Several signals validate that AR can bring considerable value to consumer-facing brands. That includes demonstrating products more dimensionally and creating advertising that’s more interactive and engaging. And the numbers speak for themselves in campaign results.
But such results and case studies come from a vocal minority of brand marketers. There’s still ample growth and penetration to come for the rest of the pack. Meanwhile, barriers to adoption loom large, including natural resistance to change among habit-bound brand marketers.
To gauge AR’s potential in making it through these organizational hurdles, it’s often a matter of taking the temperature of any given organization. That can often reveal signals that help determine if AR will or won’t “stick the landing” at a given company, and in the aggregate.
With that backdrop, Perkins Coie has been running its XR Industry Insider surveys for the past few years to get this temperature reading. Its latest edition was fielded in July to 164 enterprises across industries about AR sentiments, and is the focus of this week’s Data Dive.
Highlight Reel
Diving right into the data, here’s our highlight reel from the report.
– 83 percent of enterprise respondents say that investment in immersive technology will increase this year, up from 68 percent who expressed the same sentiment in 2020.
– 65 percent said that user experience has the most influence on consumer engagement with AR and VR, followed by content breadth/quality (53 percent) and cost (27 percent).
— Given that most mobile AR experiences are free (e.g. social lenses), cost concerns presumably lie with VR adoption (requisite hardware, etc.).
– 64 percent said that consumers don’t understand AR, or are unaware of where to find it. 54 percent said that developers don’t fully understand how to create compelling consumer experiences.
– Bridging this consumer/developer gap will be a critical AR success factor in the coming years, and more education, research and insights are needed on both ends.

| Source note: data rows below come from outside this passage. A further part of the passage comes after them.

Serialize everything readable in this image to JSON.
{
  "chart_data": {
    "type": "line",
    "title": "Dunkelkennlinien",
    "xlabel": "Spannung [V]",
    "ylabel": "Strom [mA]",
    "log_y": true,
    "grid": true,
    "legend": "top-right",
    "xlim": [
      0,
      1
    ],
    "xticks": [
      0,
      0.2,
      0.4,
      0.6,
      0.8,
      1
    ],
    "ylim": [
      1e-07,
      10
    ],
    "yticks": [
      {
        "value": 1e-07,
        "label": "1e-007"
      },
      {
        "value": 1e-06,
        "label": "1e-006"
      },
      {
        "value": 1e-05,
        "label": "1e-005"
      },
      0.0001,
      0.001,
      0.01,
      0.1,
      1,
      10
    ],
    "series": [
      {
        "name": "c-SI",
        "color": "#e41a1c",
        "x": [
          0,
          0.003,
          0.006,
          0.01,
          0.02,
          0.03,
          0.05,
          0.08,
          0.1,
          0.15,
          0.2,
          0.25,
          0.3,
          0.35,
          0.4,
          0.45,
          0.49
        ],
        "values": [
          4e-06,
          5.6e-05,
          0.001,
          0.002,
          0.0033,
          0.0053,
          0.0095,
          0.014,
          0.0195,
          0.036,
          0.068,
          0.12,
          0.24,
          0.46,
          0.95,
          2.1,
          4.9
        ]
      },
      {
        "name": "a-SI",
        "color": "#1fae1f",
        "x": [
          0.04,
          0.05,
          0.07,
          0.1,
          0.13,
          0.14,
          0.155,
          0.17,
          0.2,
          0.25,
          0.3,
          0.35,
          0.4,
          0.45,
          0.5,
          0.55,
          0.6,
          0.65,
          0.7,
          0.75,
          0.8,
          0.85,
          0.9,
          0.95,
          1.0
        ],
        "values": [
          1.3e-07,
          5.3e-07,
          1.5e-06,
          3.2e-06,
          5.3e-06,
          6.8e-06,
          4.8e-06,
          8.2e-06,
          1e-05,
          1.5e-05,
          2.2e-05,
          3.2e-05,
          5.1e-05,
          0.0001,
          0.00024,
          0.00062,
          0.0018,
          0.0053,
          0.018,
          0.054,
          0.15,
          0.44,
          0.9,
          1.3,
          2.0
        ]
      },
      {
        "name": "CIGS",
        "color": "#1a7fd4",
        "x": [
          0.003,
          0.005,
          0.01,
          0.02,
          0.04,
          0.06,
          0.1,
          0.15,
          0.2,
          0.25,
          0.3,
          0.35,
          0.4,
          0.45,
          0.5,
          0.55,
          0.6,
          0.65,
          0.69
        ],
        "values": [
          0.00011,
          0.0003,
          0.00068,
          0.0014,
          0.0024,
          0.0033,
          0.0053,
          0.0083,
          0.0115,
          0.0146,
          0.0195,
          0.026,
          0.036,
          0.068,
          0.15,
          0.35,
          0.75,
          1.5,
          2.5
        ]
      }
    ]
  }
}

– When asked about top factors that will boost AR brand adoption, 50 percent believe that more accessible software is needed accross the enterprise. 44 percent believe more infrastructure is needed to use and collaborate with AR.
– In all cases, the above sentiment speaks to the need for AR creation and distribution tools that can be used by non-technical folks such as marketing departments.
– 34 percent believe that – outside of gaming and entertainment – healthcare has seen the most adoption of immersive tech during the pandemic, followed by marketing and advertising (31 percent).
– Marketing and advertising saw the greatest year-over-year growth on this particular meeasure, growing from 16 percent in 2020.
– Looking forward to the post-Covid era, 45 percent believe that education will fare best in terms of immersive tech adoption, followed by automotive (42 percent) and retail/eCommerce (35 percent).
– 89 percent believe that fashion and retail are prime verticals for immersive tech.
– 73 percent of those respondents believe that the most valuable use case is virtual merchandise tryons, followed by product customization (63 percent) and advertising (42 percent).
– As for post-Covid AR monetization strategies, 48 percent favor premium software/content sales and subscriptions, followed by in-app purchases (44 percent), and ad revenue (34 percent).
Open Question
Speaking of monetization, revenue models are still an open question. More accurately, it depends on the AR or VR modality in question. For example, in-app purchases rule mobile AR gaming while advertising rules social AR lenses, and premium/paid content rules VR.
Breaking each of these down, in-app purchases (IAP) have been validated by Pokémon Go (and our data). IAP is fitting to the game as it inherits consumer habits from the broader mobile gaming world. And it lets AR’s non-proven status ease its way to users’ wallets.
As for advertising, it’s fitting to social lenses for similar reasons – AR is too early and unproven to get users to pay for it. Moreover, AR lenses fall with the category of entertainment and social media, which have a concrete precedent set – among users and brands – for ad support.
Finally, VR likewise inherits the business models of the media categories from which it stems. That includes console gaming, where the prevailing business model is premium purchases. However, that could change, as free/ad-supported content could help VR scale to the masses.
All of the above will continue to evolve as these formats grow into their own skin. But if there’s one discernable pattern in the previous few paragraphs, it’s that immersive tech will gain the most traction where and when it inherits comfort levels and payment structures of its forbears.